每一位去過這個國家、做過五週服務的男孩,回來後都說這是他們一生中最有意義的經驗。我想我知道為什麼。這些男孩從流汗中學到了「做為一個男人是什麼意思」這個問題的答案:做為一個男人,是用你的力量去服務別人。這間學校特別傳達出這個訊息。每一個學生都知道學校的校訓:「為別人服務」(Men for Others.),但這是課本上的知識、是Wissenschaft,這是不夠的。學校的領導者,包括校長在內,都了解孩子必須透過經驗來學習這個服務的真諦。「你可以苦口婆心地一直說教,但是沒有說教抵得上將一把鏟子放在孩子手上、讓他實際去學。」校長如此告訴我。

一個男生去到多明尼加,花五個禮拜時間,從早到晚蓋醫院、修馬路、挖水溝,工作完成後回到美國;當他在星期天下午看美式足球賽,然後看到啤酒廣告說真正的男人喝美樂(Miller)啤酒,這個男孩子會笑出來,因為他知道真正的男人跟喝任何牌子的啤酒都沒有關係,它和用你的力量去服務別人有關。

這個定義──盡你的全力幫助別人──是個猶太─基督教傳統,它主導了過去兩千年的西方歷史。這不是原創的想法,《聖經》中早就有:「人為朋友捨命,人的愛心沒有比這個大的。」(John 15:13; KJV)

我不是說這是真正男人唯一的定義。我清楚知道早期的希臘人、羅馬人都有非常不同的定義,無疑地,馬撒以人和山布魯人也有他們自己的定義。但是一個文化有一部分是由它怎麼回答「什麼是一個真正的男人」這個問題的答案所界定的,每個文化必須做它自己的價值判斷和選擇。的確,我們幾乎可以用其人民的選擇來界定一個文化。我們必須對我們如何定義男子氣概做個別和集體的選擇。假如我們不做這個選擇,這個不選擇本身也是一種選擇,這時,市場就會為我們做選擇了。達特茅斯研究團隊看到了這一點。

忽略這個問題的後果並不是一個雌雄同體的孩子的世代。這個結果是:從一方面來講,年輕男孩沒有動機去工作或服務,對無限期住在父母家不覺羞恥,對只拿不給也不覺得羞恥。這些年輕人──很多是白人、住在城郊──並不在乎有沒有被別人看成「真正的男人」,這問題對他們不重要。為什麼重要?網路和電影上充滿了很酷的懶漢,他們也住在爸媽家裡,不事生產也不想找工作。

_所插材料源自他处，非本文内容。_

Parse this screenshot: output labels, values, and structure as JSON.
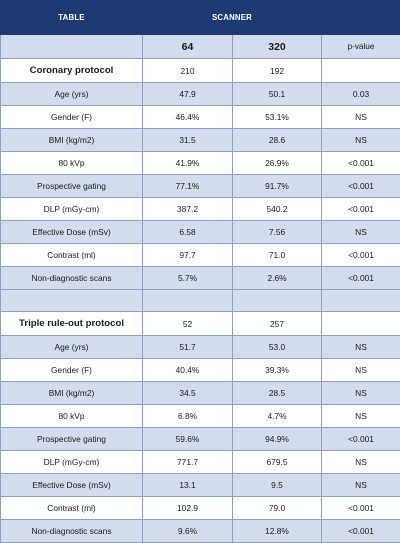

這是一個結果。另一方面,我們開始得到一個可怕的收成,一些在乎自己是不是真正男人的年輕人,在沒有成年男子社群的引導下轉向幫派暴力、藥物濫用或飆車來肯定他們的男性認同。這個男子氣概的崩盤及貶值,是目前青少年流行文化現象背後的第五個因素。

圖為《浮萍男孩》書封。遠流出版社提供
圖為《浮萍男孩》書封。遠流出版社提供
富裕可能在北美洲男子氣概觀念的式微上扮演某種角色。吉爾摩教授發現,生存越困難,這個文化對男子及男子氣概的傳統就越強。記得我在第一章開頭時引用的一位加拿大人的話嗎?他說:「我小時候,我們必須走三哩路去上學。」今天,極少有美國孩子需要走三哩路去上學。對中產階級的美國小孩來說,更是從來不可能擔憂過桌上有沒有食物、頭上有沒有屋頂。這可能是在美國孩子心目中,為什麼「做一個真正的男人」比上個世代或上上世代來得不重要的原因。